Colonel Christmas was taken aback by the reply, he started to reply, but realising that he might end up with his prestige tarnished by an argument with the ruthless interlocutor he had identified, he gave up. Looking around the room again for someone to read the letter to, he stopped at the former secretary-general of the Bucharest Student Centre, Tănase Rădulescu. Rădulescu had been imprisoned in Russia for several years, and when he returned home in 1955 he was sentenced to 25 years’ hard labour for his past political activities.
A man of integrity, a great admirer of Gyr, whom he also knew personally, he was considered one of the most hardened ‘resisters’ to re-education. Staring at him, Colonel Crăciun said: “What do you say, Tase? (he liked to call prisoners by their first names). Are you going to read the letter?

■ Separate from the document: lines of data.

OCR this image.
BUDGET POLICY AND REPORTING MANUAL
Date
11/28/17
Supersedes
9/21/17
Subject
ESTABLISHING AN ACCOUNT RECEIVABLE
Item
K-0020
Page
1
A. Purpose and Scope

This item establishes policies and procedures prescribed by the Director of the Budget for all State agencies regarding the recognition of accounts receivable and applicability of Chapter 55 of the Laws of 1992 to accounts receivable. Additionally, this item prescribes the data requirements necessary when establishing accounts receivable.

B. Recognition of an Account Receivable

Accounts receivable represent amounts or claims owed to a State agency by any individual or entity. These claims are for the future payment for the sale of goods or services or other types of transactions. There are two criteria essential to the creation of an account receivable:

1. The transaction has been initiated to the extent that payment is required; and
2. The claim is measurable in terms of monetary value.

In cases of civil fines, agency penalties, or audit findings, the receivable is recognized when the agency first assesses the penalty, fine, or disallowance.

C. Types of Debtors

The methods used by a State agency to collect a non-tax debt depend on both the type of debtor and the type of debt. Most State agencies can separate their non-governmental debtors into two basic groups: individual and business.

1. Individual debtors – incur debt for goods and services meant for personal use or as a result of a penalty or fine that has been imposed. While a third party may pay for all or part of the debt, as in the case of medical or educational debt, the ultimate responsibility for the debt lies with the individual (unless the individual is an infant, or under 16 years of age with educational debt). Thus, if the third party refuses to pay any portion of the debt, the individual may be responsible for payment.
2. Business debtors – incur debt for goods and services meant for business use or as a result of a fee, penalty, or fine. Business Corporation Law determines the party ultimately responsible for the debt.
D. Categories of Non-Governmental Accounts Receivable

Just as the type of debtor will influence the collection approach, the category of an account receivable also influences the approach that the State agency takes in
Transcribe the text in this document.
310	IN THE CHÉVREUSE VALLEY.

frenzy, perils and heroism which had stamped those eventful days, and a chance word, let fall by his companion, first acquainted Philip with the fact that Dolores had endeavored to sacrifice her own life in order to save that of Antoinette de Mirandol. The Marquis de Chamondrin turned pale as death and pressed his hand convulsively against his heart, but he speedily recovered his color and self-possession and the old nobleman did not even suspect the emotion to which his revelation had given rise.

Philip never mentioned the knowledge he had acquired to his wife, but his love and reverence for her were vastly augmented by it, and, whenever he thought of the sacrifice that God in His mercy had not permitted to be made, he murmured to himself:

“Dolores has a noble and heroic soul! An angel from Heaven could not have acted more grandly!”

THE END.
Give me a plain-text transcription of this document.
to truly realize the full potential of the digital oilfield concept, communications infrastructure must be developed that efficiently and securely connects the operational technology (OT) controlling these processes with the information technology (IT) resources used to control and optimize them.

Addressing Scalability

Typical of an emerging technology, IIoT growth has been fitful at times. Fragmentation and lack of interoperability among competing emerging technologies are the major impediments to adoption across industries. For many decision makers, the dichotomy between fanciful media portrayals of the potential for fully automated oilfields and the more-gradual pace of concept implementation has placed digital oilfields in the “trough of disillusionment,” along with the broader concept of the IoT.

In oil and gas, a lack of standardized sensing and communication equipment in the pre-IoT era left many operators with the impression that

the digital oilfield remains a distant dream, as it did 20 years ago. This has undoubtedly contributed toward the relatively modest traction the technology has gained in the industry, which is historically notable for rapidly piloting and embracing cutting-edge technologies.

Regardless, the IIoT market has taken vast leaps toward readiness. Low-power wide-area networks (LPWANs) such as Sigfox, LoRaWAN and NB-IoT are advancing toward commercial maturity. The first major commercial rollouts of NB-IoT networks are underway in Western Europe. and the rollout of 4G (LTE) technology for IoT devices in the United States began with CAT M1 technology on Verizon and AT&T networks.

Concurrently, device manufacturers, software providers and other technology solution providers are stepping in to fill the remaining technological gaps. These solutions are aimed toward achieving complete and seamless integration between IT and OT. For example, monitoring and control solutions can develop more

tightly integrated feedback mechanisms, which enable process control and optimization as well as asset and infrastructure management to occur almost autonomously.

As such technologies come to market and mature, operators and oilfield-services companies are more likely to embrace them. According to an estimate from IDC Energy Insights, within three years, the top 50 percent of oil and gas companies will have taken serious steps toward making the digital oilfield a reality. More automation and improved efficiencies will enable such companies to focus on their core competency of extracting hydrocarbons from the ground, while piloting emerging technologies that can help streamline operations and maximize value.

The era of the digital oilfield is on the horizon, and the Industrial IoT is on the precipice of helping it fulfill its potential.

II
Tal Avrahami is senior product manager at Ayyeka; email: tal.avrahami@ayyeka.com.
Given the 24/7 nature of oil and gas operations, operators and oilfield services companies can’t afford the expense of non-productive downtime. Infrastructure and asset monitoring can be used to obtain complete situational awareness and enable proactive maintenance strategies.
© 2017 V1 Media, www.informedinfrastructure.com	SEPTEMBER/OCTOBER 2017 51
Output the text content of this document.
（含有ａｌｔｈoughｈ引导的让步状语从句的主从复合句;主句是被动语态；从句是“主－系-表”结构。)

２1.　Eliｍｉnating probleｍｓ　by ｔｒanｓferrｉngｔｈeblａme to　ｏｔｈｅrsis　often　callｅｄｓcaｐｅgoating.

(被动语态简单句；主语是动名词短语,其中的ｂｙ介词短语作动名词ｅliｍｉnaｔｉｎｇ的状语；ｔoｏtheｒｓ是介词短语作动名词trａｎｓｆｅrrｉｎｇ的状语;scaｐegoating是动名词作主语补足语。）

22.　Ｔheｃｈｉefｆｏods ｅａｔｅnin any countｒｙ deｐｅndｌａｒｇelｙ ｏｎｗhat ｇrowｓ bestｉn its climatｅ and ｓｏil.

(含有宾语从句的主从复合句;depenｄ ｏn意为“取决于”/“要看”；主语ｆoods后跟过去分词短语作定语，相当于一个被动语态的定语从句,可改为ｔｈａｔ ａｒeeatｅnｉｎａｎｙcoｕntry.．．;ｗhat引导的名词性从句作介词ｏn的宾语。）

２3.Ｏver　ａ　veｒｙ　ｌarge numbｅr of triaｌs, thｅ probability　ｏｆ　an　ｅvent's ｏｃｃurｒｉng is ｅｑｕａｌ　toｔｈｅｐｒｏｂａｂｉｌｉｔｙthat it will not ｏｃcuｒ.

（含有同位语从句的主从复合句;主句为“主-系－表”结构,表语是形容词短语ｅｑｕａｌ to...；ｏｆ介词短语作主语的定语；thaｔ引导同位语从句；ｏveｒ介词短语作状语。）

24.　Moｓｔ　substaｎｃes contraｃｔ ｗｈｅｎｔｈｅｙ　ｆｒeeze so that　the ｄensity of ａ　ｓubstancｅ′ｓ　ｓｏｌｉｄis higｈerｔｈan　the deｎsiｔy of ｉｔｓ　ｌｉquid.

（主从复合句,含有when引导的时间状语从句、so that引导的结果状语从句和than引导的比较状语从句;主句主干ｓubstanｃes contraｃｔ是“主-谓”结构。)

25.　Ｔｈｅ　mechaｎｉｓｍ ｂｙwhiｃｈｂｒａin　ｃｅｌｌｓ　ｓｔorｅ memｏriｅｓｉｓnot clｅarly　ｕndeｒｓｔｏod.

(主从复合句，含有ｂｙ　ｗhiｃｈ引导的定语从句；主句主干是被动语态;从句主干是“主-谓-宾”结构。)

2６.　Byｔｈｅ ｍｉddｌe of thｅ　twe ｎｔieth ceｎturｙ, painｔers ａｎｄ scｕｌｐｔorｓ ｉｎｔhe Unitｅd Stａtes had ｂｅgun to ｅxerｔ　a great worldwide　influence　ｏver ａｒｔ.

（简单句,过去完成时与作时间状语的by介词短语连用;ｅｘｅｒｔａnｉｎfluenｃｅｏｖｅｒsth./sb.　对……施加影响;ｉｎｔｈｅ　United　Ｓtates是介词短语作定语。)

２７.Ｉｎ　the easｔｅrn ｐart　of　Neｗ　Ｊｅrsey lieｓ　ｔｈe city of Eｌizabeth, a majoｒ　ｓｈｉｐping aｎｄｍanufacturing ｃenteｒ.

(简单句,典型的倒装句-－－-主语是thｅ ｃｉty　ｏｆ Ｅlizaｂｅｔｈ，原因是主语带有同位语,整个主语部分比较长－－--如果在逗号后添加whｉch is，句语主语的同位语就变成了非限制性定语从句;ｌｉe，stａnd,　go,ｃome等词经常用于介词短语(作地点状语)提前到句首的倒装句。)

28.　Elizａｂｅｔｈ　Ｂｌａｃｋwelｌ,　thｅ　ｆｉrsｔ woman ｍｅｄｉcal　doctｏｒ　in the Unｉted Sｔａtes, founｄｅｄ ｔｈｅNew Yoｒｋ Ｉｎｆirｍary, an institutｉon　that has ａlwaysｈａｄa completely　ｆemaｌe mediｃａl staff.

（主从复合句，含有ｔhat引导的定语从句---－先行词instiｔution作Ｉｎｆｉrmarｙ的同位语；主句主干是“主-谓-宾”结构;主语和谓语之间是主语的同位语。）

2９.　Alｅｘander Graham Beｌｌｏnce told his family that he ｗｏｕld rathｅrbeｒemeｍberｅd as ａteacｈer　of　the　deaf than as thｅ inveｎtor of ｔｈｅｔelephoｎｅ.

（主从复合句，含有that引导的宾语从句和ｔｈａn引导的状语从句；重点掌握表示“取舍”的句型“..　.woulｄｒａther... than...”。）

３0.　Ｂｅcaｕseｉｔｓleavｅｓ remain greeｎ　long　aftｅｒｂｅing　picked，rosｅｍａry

The man agreed and, obviously excited, took hold with trembling fingers of the sheets of paper he had been leafing through, anxious to get to his signature. After examining it carefully, he concluded to himself: “Yes, it’s Radu Gyr’s signature”.
“Read it!” the colonel urged him. And with a trembling voice, Tănase Rădulescu began to read. As we would later realise, after hearing other such ‘self-demonstrations’, this letter from Gyr was typical. The re-educators had imposed certain points to be dealt with. First you had to give some details about your marital status, then the circumstances of your entry into political life (in Gyr’s case, into the Legionary Movement), then you had to pontificate in the strongest possible terms about your past and all your previous beliefs, and categorically dissociate yourself from them.
The legionaries had to condemn the memory of Corneliu Zelea Codreanu, the peasants had to glorify the treachery of Maniu and Mihalache, the liberals had to slander the greatest exploiters of the country, the Brătien family, etc. Then you had to praise the Communist Party and the achievements of the regime against which, like the criminal you were, you rose up. Finally, this sinister farce called ‘self-demonstration’ had to end with a promise to the people and the working class that you would spare nothing… etc.
In Gyr’s letter, all these points were dealt with methodically, as if to set an example for those who would follow. Throughout the reading there was dead silence in the hall. But I could hear the creaking beams of a fortress I had thought impregnable.
Indeed, after reading Gyr’s letter, the ranks of the ‘resisters’ began to thin. And they will continue to dwindle in the days and months to come, as we witness the demolition of more idols.
The following night, in the solitude of my cell, I remembered the words of a friend. His own, or chosen by him from some book:
“Don’t make idols out of people that are still alive”.